Marchi has also refused Parliament’s invitation to appear before committee, despite his candour to the Journal’s reporter, despite having a new book to flog , and despite facing no peril: committee meetings are privileged; he’s almost 70; his pension could sink a ship; he’s not from Quebec; and, without wishing to seem unkind, nobody really knows who he is.

In 1996, while still in government, Marchi argued that federal Liberal communications director Aurèle Gervais should wear illegal campaign-spending charges against him, with respect to the referendum, “like a badge of honour.” Thirty years later, he has nothing to say publicly about all this — presumably in its defence?

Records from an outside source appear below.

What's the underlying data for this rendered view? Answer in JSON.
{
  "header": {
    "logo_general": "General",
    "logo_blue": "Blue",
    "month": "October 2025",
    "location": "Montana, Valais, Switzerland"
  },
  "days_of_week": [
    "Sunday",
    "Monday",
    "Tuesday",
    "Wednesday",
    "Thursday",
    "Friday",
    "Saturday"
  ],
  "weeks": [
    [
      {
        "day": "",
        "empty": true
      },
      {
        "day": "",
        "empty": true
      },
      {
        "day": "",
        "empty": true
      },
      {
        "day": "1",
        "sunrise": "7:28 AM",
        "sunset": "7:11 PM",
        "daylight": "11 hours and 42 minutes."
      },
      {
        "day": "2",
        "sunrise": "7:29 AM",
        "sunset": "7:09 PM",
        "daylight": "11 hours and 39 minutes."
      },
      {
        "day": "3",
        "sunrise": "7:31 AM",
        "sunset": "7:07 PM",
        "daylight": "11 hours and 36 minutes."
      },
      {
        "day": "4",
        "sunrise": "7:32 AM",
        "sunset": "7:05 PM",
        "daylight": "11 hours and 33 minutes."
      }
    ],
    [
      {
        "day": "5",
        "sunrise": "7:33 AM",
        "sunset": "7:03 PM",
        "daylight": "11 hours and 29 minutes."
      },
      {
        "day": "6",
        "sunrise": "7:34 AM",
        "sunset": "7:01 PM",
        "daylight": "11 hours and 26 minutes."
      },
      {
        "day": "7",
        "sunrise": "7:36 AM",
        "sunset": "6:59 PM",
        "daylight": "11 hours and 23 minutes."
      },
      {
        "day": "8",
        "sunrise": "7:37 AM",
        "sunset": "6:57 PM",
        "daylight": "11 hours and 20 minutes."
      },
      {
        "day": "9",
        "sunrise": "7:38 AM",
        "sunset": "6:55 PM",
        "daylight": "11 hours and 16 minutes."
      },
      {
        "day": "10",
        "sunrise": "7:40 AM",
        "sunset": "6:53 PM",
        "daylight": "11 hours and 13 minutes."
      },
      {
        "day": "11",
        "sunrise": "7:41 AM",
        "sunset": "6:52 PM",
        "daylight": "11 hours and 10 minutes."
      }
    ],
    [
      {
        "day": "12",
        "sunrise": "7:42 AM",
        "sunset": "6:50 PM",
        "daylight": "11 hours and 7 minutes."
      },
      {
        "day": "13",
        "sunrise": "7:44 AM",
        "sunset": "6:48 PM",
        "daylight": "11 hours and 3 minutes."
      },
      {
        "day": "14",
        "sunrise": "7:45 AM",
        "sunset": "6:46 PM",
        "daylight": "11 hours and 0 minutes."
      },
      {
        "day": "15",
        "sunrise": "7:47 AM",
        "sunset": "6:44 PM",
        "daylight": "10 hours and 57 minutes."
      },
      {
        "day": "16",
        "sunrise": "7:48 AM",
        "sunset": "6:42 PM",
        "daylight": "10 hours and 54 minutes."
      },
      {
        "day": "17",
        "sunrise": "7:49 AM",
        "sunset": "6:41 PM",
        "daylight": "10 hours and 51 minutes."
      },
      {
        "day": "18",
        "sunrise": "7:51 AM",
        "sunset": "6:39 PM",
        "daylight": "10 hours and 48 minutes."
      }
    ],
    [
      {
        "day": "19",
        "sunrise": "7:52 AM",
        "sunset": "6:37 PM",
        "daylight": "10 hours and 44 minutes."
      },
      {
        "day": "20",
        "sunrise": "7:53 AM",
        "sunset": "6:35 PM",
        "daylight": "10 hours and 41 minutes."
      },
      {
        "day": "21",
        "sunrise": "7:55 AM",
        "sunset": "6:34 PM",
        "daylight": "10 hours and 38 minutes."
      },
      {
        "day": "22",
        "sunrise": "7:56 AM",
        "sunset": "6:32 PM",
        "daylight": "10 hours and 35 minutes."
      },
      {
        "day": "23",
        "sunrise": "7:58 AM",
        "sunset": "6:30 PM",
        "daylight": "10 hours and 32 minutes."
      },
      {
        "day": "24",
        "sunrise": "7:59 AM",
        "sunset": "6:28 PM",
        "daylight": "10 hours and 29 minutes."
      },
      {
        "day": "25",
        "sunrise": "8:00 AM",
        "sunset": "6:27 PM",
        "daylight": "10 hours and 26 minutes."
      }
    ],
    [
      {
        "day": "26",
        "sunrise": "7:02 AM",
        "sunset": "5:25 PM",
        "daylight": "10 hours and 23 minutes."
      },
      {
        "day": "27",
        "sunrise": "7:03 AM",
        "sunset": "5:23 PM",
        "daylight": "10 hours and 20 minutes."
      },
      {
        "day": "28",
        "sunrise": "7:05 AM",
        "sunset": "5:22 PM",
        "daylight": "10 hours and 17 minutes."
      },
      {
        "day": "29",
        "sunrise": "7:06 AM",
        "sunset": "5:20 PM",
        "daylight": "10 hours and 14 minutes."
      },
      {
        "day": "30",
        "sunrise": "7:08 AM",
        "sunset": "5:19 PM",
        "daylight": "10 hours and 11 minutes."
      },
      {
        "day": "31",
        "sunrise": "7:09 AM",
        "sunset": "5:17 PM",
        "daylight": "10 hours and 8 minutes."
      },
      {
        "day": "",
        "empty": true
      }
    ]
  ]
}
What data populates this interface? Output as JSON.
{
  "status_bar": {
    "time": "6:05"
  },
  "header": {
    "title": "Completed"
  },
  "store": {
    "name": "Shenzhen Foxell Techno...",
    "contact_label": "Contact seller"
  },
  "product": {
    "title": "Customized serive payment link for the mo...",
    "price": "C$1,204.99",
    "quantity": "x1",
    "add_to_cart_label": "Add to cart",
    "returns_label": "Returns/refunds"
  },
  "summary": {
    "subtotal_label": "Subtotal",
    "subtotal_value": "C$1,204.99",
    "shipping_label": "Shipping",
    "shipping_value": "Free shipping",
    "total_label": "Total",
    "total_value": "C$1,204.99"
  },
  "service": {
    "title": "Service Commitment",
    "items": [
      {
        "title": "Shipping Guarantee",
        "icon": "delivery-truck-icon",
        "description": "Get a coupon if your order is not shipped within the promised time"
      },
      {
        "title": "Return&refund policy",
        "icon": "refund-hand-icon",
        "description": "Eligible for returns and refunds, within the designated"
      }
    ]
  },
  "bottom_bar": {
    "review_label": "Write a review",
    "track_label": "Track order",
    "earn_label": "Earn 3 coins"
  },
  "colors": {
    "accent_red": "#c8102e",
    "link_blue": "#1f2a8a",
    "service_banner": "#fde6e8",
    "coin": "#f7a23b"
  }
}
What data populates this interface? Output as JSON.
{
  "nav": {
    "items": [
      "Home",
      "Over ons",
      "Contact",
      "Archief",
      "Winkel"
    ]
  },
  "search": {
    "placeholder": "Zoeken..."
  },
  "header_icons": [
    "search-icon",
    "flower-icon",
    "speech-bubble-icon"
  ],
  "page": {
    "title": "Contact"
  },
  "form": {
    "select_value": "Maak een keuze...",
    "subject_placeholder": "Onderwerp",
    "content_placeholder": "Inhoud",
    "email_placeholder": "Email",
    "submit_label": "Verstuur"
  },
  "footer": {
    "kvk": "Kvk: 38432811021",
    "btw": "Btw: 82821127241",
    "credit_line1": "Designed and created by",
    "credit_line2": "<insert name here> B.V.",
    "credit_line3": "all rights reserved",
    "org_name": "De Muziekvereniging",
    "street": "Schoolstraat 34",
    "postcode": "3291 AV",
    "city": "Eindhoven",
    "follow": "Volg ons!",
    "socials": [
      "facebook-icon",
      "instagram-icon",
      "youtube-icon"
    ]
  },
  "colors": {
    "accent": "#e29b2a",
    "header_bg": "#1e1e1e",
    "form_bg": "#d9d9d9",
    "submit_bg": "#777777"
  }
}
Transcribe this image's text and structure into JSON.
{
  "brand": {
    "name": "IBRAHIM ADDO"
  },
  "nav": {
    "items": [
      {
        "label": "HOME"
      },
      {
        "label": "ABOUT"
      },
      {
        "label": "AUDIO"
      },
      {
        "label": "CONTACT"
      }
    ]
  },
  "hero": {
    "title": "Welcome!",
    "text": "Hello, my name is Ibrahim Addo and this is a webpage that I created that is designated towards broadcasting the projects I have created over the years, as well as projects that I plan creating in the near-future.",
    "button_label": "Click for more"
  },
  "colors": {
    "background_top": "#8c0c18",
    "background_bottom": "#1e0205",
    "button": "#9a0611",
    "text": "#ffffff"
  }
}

For the record, the No side’s margin of victory was 54,388 votes (out of 4.8 million cast). So this mass-minting of new citizens certainly didn’t turn things on its own. Combined with roughly $539,000 in illegal No-campaign spending uncovered by retired judge Bernard Grenier in a 2007 report, however, it’s not unreasonable to imagine that federalist skullduggery could have changed the outcome. (We’ll leave broadly similar allegations of separatist skullduggery aside for now.)

The difference it made isn’t really the point, though. The punishment for electoral fraud doesn’t hinge on whether it was successful, except in countries where the winners of elections (if any) control the police and prosecutors. Until relatively recently, many Canadians rightly viewed our immigration system as something to be proud of.

Accelerating citizenship ceremonies isn’t the end of the world; comprehensively screwing up Canadian immigration fell to Justin Trudeau and his hapless immigration ministers, two of whom amazingly enough continue to haunt Mark Carney’s cabinet room. And Canadian immigration policy has always been set with the ballot box at least in the back of mind.

“All’s fair in love and war,” I imagine Chrétien saying, were he buttonholed on this.

But what were he and Marchi so afraid of? It’s a question that too rarely gets asked, and into which they might provide valuable insight.

The referendum question was ludicrous. It’s difficult to believe a 50 per cent-plus-one Yes vote on that question would have roused the international community to recognize an independent Quebec. France had suggested it might, but if push had ever come to shove I really have to wonder if then French president Jacques Chirac would have emboldened his own country’s separatist movements to placate a bunch of people who live in the French imagination paddling canoes and wearing beaver pelts.

It’s certainly forgivable if Chrétien and Marchi were panicked about the referendum. A lot of people were panicked. I was one of them. Canadians might be inclined to forgive their transgressions, so long as they admitted they in fact transgressions.

So what are they so afraid of now? Or would they just rather not bother testifying, a Commons committee often being a poor venue for self-aggrandizement?